Market review for 12 – 16.12, 2011
Last week the US dollar was in a high demand in the market, which allowed the U.S. currency to strengthen against its major competitors. In particular: on Monday the U.S. dollar strengthened against the most major currencies together with the increased demand for safety assets. Moreover, another reason supported that outgrowth due to the expectations of tomorrow’s negative report on Germany’s investor confidence. That report could have shown the reduction in investors’ confidence in European economy, which in turn was supposed to result in increased demand for safe-haven currencies, like US Dollar and Japanese Yen. On Tuesday the positive trading dynamics of greenback set due to market participations’ anticipations of the EFSF auction. The market participants expected negative sales in connection of the possible reduction by Standard & Poor’s agency the highest rating of the leading EU countries. Day after the FOMC meeting, on Wednesday the American dollar accelerated its bullish trend against major currencies .The Federal Reserve, despite the optimistic assessment of the American economy, also noted the ” significant hidden risks.”At the end of the week the dollar had support due to negative dynamics of U.S. stock markets against the background of the announcement of rating agency Fitch, which placed ratings of Belgium, Spain, Slovenia and Italy to the list for review.
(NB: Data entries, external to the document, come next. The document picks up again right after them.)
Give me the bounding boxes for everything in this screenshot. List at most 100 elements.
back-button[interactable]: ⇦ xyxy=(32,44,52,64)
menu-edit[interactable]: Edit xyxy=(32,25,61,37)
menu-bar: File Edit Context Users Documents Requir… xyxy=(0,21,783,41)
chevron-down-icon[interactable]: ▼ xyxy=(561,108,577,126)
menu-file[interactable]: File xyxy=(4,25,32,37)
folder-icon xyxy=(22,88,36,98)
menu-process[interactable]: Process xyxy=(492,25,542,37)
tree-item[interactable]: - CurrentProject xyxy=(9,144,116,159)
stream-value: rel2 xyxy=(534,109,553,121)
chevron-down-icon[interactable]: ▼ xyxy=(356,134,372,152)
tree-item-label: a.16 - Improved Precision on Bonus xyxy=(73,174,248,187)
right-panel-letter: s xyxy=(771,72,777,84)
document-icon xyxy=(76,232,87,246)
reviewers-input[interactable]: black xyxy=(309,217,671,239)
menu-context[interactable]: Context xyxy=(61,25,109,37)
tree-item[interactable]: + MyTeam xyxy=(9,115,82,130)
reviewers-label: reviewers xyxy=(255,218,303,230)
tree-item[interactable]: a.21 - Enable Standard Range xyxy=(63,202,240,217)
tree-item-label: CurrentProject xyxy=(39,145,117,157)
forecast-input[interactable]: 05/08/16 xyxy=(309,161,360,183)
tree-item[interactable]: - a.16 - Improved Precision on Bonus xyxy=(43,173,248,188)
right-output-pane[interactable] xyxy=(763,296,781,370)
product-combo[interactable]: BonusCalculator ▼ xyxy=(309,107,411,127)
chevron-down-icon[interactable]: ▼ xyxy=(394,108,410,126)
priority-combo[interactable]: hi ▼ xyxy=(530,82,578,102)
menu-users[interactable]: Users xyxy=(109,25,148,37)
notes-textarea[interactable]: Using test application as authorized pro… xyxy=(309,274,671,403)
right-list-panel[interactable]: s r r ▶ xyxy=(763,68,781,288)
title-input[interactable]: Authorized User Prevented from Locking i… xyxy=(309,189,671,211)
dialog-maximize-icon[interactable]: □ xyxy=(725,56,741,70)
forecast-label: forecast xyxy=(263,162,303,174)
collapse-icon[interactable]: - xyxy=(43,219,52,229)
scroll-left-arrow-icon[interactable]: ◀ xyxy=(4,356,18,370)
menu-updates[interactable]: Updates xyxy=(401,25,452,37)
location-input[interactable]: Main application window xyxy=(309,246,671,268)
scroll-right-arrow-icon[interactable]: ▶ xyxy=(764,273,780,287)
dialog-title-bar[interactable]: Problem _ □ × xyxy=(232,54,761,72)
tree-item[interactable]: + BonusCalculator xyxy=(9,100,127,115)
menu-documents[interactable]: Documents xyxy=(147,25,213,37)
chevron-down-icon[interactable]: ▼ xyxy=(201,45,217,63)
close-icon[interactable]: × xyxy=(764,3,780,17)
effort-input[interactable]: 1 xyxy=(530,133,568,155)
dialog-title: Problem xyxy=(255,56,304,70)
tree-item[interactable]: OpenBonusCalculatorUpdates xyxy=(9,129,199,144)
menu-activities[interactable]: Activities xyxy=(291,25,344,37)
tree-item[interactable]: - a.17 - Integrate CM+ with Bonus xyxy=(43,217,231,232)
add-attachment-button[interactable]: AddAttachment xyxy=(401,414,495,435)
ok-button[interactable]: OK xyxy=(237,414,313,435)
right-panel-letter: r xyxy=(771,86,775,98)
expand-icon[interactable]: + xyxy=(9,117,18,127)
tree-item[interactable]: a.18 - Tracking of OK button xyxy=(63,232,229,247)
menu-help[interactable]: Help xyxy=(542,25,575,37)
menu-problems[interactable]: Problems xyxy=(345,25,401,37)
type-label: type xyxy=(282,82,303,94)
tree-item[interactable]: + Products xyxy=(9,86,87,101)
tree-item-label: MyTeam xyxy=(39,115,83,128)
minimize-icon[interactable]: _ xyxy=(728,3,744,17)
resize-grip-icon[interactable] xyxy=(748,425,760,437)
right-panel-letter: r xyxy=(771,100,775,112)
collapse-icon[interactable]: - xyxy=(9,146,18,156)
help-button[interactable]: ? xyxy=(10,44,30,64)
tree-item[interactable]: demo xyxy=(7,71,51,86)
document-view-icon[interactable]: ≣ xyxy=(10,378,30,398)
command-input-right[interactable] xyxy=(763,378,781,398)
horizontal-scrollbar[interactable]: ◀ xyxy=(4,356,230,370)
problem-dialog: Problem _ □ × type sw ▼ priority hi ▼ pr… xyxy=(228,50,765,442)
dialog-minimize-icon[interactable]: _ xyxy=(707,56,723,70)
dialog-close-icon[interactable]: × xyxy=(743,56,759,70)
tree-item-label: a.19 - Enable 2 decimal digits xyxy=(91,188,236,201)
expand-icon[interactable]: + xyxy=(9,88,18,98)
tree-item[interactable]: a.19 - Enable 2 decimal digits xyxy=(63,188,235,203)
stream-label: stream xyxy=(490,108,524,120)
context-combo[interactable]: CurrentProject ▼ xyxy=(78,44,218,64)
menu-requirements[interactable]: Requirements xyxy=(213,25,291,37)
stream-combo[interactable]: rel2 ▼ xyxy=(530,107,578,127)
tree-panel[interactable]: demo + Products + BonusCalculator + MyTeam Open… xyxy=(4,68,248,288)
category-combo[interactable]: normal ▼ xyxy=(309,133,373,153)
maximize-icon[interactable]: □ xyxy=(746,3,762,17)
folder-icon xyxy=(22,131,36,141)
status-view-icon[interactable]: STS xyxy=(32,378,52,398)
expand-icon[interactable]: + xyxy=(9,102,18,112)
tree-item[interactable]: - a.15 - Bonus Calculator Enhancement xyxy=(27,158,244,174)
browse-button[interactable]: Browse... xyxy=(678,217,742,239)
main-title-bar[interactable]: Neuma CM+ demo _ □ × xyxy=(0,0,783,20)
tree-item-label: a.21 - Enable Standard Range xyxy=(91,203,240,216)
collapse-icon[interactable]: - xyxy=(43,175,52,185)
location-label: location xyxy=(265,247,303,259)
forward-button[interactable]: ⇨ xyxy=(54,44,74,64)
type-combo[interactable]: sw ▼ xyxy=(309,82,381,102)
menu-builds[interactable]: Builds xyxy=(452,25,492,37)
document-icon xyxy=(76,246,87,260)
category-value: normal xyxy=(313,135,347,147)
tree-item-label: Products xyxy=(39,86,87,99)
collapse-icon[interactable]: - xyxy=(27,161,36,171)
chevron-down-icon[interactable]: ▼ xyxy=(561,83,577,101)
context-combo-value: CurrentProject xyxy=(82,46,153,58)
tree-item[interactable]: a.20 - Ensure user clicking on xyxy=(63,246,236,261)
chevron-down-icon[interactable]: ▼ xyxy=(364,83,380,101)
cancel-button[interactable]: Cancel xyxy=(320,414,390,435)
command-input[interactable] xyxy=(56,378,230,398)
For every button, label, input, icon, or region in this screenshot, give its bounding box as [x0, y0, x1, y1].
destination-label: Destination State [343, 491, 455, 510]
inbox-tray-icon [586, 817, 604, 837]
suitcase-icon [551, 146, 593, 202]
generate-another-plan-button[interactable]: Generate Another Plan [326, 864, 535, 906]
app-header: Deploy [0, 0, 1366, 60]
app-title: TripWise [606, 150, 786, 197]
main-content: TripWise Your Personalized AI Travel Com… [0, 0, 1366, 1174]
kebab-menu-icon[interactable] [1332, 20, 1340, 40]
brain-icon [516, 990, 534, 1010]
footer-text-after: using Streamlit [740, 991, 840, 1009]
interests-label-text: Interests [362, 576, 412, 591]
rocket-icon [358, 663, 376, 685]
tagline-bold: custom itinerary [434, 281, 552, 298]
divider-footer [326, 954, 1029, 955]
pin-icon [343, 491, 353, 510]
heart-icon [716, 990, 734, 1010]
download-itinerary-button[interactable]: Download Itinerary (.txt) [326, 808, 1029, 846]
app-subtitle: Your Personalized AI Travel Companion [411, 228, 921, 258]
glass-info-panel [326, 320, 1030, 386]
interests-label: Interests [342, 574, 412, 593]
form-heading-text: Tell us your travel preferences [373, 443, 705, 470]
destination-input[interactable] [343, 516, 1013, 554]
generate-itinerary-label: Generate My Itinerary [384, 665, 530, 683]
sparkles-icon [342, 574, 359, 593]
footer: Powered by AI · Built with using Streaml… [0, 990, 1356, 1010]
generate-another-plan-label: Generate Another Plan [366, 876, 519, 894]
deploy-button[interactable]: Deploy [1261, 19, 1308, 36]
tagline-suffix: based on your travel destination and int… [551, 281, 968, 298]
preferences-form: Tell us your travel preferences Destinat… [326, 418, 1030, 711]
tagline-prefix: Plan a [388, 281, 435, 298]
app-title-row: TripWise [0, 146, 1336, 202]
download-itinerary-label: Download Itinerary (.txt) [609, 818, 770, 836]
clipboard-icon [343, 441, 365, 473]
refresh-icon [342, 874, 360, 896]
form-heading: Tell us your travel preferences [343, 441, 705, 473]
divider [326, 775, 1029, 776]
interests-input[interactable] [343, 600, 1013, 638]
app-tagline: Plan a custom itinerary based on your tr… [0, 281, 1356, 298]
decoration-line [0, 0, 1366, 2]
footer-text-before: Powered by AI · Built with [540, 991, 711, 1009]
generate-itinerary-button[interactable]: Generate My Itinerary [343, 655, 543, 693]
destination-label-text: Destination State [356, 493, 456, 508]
The Euro started out its last week with a sharp move lower against the most major currencies in anticipation of auction of Italy’s government bonds. The expectations were negative amid spread fears of the debt crisis in EU countries. Also, the pressure on the Euro currency had to do with investors’ concerns about the potential consequences from the disagreement between the UK and EU leaders’ arrangements on the last Friday’s summit. The EUR/USD pair suffered big drop to $1.3182 at the end of the European trading session. On Tuesday, the Credit rating agencies continued to criticize the results of the European summit and reinforced worries that the agreement would not be sufficient to contain the EU debt crisis .The report of the German institute ZEW, which recorded a growth of business confidence of the largest euro zone economy and the EU as a whole in the first over the past 10 months, positively supported the dynamics of trading of the Euro currency and the EUR/USD showed its daily high at $1.3235 level. On Wednesday the European countries were preparing to sell bonds on the background of the deteriorating situation of the debt crisis in the EU region. The EUR/USD pair consolidated at $1.3030 level during the Asian trading session. At the auction, despite the high demand for Italian bonds, the average yield was 6.47% vs. 6.29 for a similar previous release. The EUR/USD couple dropped under the $1.3000 mark at end of the European session against the persistence of concerns about worsening debt crisis in EU. Thursday’s Asian trading session, especially its second part, showed us the outgrowth of the Euro currency. The EUR/USD pair rose on the positive anticipations of the Spain government bonds auction and had rallied to its session’s highs of $1.3034 level at the end of the session. However, the resistance of this level proved futile and the couple pulled back down to test the $1.2960 support level. The result of Spain bond’s auction had a positive effect for Euro currency. In details, today Spain sold its bonds for 6.03 billion euro versus planned 3.5 billion euro. The EUR/USD had a sharp snapback recovering from its daily lows to the highs of previous session. Indeed, the European session was quite volatile for the EUR/USD couple. All in all, At the end of the week the EUR / USD lost 2.5%
Increase in the dollar against the British pound was limited to an increase in demand for sterling as a relatively safe asset. The losses of GBP/USD amounted only to 1.0%.There were also other factors which supported English currency during the previous week. On Tuesday, the pound rose to its daily highs around $1.5620 area after the Royal Institute announced that the RICSS’s house price balance index in Britain rose in November to – 17% amid rising demand versus – 24% in October and forecasted -25% .Wednesday’s trading sessions were supported by published data on the labor market in the UK, which showed that in November unemployment rate remained at 5.0% .
During Thursday’s sessions, the Swiss franc rose against all major currencies amid expectations of the decision of the Swiss central bank. It was expected that the SNB would refrain from weakening the CHF currency. The Franc rose against the US dollar and the Euro after the Swiss National Bank left the “anchor” of the national currency to the Euro at the same level.
The Australian dollar fell in trading on Wednesday and matched parity with U.S. dollar. Again, the reason was because of the increased nervousness of market participants due to the European debt crisis.
Gold prices experienced negative dynamics during the previous week and closed at $1598 level mark on Friday.
World oil prices fell sharply on Wednesday. For the first time since 2008 the Organization of the Petroleum Exporting Countries (OPEC) at the meeting on 14 December decided to raise quotas for hydrocarbons production. In details, OPEC decided to increase the quota for the production from 24.845 million bpd to 30 million barrels / day. The WTI oil futures fell by more than five dollars and closed below $95 a barrel.